И жалок голос одинокой музы —

Последней — Царского Села.

Когда Царское Село сделали Детским, когда под детдома заняты были несколько роскошных особняков и кое-какие из дворцовых построек, в одной из них поселился Луначарский.

Луначарский устроил как-то по какому-то случаю вечер стихов и музыки для руководителей детских приютов. На вечере выступал Гумилев, читавший стихи «Памяти Анненского».

Вряд ли его хорошо поняли и если и приветствовали его самого за доступность и внятность его поэзии, вряд ли прославление Анненского в этой аудитории могло расширить узкий круг почитателей царскосельского Малларме.

Дело не в том, что он стилистически труден, дело в том, что для понимания Анненского нужно признать право на одиночество.

Анненский и сам, как его поэзия, был одинок среди современников. П. Н. Милюков, знавший поэта, говорит, что он производил впечатление «человека в футляре». В противоположность своему брату, Николаю Федоровичу, автор «Кипарисового ларца» казался церемонным, холодным, скрытным. Но для выдающихся общественных деятелей своего времени поэт Анненский и не мог быть иным: он слишком хорошо чувствовал, что для борьбы не создан.

Тем лучше — только бы меня не замечали

В тумане, может быть, и творческой печали…
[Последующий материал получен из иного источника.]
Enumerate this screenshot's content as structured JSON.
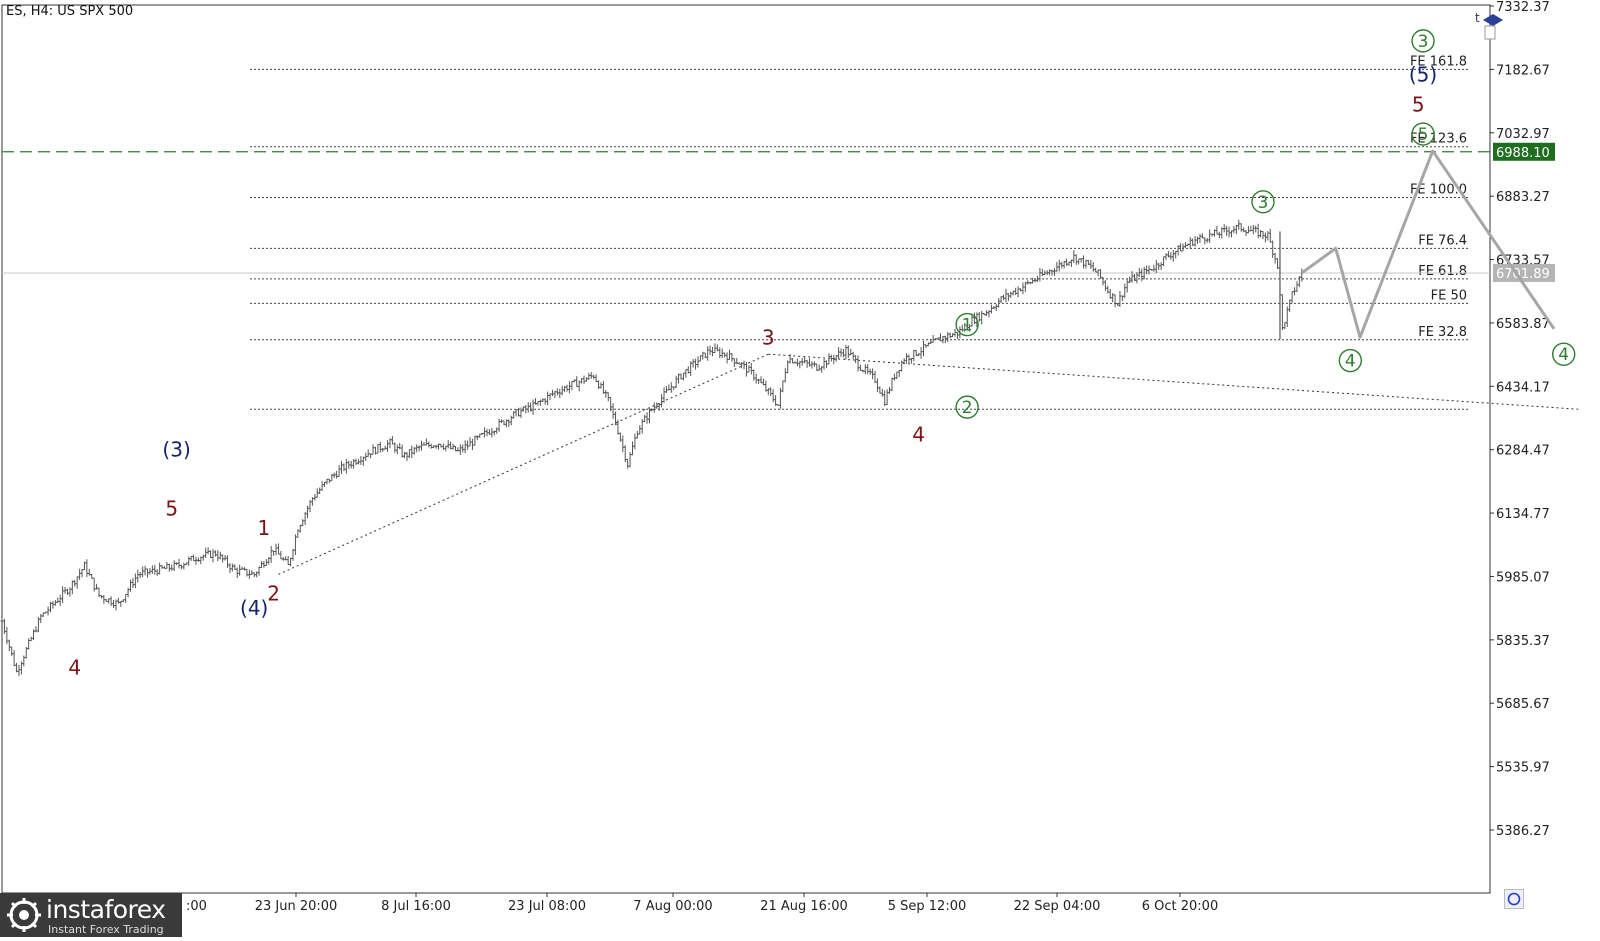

Великим поэтом в том смысле, в каком велик Пушкин, Анненский, конечно, не был. Выбирая из стихов Пушкина строчки, выгравированные впоследствии на его памятнике в Царском Селе, Анненский сказал своей родственнице и почитательнице Хмара-Барщевской, что собственная его поэзия не существует рядом с этими жизнерадостными пушкинскими стихами. Допустим, что это так. Но там, где звучит у Пушкина «выстраданный стих пронзительно-унылый», вряд ли кто-нибудь из наших современников ближе к нему по чистоте звука и остроте чувства, чем Анненский, «последний из царрскосельских лебедей».

Анненский сумел ударить по сердцам с силой, давно неведомой. Тем, кто знал поэта, личное его обаяние сообщалось еще сильнее, быть может, чем обаяние пронзительной и горькой прелести его стихотворений. Под остроумием и блеском этого человека каждый мог легко угадать какую-то робость и слабость, впечатлительность и мягкость. Анненский не пощадил ничего в мире, но меньше всего он пощадил самого себя. Эта скромность самоуничижения подкупала. Ничуть не гонясь за любовью окружающих, Анненский был любим ими.

Смерть свою Анненский предвидел и предсказал. Стихотворение «Лира часов» в первой своей части посвящено маятнику, переставшему качаться. Толчком руки поэт снова приводит его в движение. Часы ожили, и поэт обращается к себе с вопросом, похожим на предсказание:

О сердце! Когда, леденея,

Ты смертный почувствуешь страх,

Найдется ль рука, чтобы лиру

В тебе так же тихо качнуть

И Миру, желанному Миру

Тебя, мое сердце, вернуть?

На царскосельском вокзале в Петербурге, спеша на какое-то заседание, Анненский упал и умер. Случись удар в другом месте, найдись рядом рука, «чтобы лиру тихо качнуть», быть может несколько капель лекарства, стакан воды спасли бы поэта.

Отпевали тело Анненского в его гимназии. Учителя и гимназисты собрались проводить бывшего директора. Многие ли из них знали, что хоронят одного из лучших, лириков нашего времени!

Тяжелый гроб из гимназии вынесли на руках. На полдороге к далекому Казанскому кладбищу в Софии, недалеко от дома, где жил Анненский, гроб поставили на дроги. День был холодный и пасмурный. Все напоминало знаменитую балладу из «Трилистника смерти».